Most of git-annex is designed to be fast no matter how many other files are in the annex. Things like add/get/drop/move/fsck have good locality; they will only operate on as many files as you need them to.

(git commit can get a little slow with a great deal of files, but that's out of scope -- and recent git-annex versions use queuing to save git add from piling up too much in the index.)

But currently two git-annex commands are quite slow when annexes become large in quantity of files. These are unused and status. (Both have --fast versions that don't do as much).

(Update: status has become acceptably fast; most of its slowdown was due to using a bad data structure; scanning the tree is not particularly slow and it no longer looks at the git-annex branch.)

unused is slow because it needs two pieces of information that are not quick to look up, and require examining the whole repo, very seekily:

  1. The keys present in the annex. Found by looking thru .git/annex/objects
  2. The keys referenced by files in git. Found by finding every file in git, and looking at its symlink.

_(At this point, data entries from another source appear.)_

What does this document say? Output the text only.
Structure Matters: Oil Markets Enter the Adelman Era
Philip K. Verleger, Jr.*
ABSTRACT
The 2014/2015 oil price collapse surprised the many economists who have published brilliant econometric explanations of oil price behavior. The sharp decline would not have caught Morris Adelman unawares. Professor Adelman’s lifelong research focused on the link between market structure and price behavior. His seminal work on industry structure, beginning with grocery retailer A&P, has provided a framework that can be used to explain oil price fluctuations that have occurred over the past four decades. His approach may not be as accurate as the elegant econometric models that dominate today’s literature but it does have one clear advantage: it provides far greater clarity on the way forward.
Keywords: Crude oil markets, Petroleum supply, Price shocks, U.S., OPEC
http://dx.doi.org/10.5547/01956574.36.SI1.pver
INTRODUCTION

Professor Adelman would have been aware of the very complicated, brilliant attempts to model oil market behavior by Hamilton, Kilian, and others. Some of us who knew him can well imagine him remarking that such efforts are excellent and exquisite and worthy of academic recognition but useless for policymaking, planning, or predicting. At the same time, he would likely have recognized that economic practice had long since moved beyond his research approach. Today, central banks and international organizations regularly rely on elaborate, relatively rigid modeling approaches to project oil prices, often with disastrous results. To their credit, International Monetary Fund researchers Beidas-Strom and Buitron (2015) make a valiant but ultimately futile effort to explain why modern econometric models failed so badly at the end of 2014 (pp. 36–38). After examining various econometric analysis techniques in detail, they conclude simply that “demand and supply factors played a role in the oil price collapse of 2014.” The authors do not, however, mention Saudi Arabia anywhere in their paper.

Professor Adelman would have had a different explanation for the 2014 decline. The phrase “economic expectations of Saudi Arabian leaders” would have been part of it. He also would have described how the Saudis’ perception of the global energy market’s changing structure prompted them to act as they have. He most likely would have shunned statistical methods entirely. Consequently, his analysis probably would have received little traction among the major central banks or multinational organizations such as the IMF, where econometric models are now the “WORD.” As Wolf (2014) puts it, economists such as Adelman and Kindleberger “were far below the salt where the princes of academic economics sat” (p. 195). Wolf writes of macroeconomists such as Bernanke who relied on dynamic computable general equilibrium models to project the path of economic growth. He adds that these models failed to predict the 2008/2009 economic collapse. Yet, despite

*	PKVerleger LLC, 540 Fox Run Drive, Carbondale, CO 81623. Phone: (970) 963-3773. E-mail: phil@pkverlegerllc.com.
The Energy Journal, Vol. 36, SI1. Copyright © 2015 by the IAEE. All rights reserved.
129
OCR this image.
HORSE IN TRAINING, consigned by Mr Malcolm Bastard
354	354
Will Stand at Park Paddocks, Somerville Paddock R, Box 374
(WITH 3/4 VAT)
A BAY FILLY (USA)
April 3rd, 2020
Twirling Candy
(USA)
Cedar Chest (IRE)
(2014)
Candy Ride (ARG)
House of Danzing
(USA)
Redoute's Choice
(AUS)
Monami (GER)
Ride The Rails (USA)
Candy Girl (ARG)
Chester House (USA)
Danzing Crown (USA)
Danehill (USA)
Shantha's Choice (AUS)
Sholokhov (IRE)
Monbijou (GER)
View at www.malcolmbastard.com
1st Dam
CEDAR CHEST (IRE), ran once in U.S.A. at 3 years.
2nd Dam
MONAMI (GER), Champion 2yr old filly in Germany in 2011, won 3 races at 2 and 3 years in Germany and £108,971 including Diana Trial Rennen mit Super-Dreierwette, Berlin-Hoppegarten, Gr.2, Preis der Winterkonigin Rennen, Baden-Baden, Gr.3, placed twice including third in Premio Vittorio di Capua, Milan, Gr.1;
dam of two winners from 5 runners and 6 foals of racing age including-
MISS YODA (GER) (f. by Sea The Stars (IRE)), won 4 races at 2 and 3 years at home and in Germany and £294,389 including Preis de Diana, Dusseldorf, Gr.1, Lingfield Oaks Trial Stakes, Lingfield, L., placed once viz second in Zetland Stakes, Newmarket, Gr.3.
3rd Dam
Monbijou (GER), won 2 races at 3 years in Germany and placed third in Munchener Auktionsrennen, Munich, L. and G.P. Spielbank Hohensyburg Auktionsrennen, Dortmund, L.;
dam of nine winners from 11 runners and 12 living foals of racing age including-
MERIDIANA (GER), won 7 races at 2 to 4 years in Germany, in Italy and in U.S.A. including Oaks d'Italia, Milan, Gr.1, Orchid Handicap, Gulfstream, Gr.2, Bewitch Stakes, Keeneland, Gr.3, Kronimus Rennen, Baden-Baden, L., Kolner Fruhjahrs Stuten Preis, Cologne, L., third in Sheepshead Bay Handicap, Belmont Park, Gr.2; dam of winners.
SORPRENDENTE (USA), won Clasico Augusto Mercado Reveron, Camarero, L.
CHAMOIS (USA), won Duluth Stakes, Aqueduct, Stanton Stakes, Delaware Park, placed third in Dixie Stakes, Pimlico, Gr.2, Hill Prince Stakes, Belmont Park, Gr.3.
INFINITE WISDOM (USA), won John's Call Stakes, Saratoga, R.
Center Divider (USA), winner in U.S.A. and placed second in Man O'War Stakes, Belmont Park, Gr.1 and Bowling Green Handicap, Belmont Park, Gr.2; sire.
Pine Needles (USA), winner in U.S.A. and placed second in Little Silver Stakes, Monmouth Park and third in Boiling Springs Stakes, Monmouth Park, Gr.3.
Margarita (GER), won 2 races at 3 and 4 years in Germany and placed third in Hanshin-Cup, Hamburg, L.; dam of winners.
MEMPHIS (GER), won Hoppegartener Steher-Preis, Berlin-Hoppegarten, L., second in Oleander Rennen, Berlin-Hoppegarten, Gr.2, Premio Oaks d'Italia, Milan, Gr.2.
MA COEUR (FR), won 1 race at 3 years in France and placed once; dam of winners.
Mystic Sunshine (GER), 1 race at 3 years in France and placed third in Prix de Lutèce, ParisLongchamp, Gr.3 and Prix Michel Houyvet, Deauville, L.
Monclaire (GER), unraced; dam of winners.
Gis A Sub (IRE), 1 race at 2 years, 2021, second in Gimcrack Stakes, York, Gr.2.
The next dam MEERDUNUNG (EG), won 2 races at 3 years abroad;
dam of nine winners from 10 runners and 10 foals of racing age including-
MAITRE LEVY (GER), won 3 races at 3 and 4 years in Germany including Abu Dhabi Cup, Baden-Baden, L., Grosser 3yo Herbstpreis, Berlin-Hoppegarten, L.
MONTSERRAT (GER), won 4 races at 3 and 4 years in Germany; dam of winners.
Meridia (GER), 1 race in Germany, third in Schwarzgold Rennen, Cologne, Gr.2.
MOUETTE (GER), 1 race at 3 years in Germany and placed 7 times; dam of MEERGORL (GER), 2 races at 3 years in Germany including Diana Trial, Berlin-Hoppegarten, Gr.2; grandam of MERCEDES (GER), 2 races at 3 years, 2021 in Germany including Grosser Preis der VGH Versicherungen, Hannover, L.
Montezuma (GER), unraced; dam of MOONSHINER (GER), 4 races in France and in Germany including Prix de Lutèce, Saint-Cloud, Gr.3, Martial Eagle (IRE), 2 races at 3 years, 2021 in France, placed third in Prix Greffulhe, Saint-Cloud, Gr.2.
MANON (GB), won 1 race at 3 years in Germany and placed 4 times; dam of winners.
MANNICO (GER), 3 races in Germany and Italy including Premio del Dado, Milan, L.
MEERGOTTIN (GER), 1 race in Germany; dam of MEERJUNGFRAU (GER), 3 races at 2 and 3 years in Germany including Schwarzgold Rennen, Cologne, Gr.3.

Of these, the first is less expensive (typically, an annex does not have every key in it). It could be optimized fairly simply, by adding a database of keys present in the annex that is optimised to list them all. The database would be updated by the few functions that move content in and out.

The second is harder to optimise, because the user can delete, revert, copy, add, etc files in git at will, and git-annex does not have a good way to watch that and maintain a database of what keys are being referenced.

It could use a post-commit hook and examine files changed by commits, etc. But then staged files would be left out. It might be sufficient to make --fast trust the database... except unused will suggest deleting data if nothing references it. Or maybe it could be required to have a clean tree with nothing staged before running git-annex unused.

Anyway, this is a semi-longterm item for me. --Joey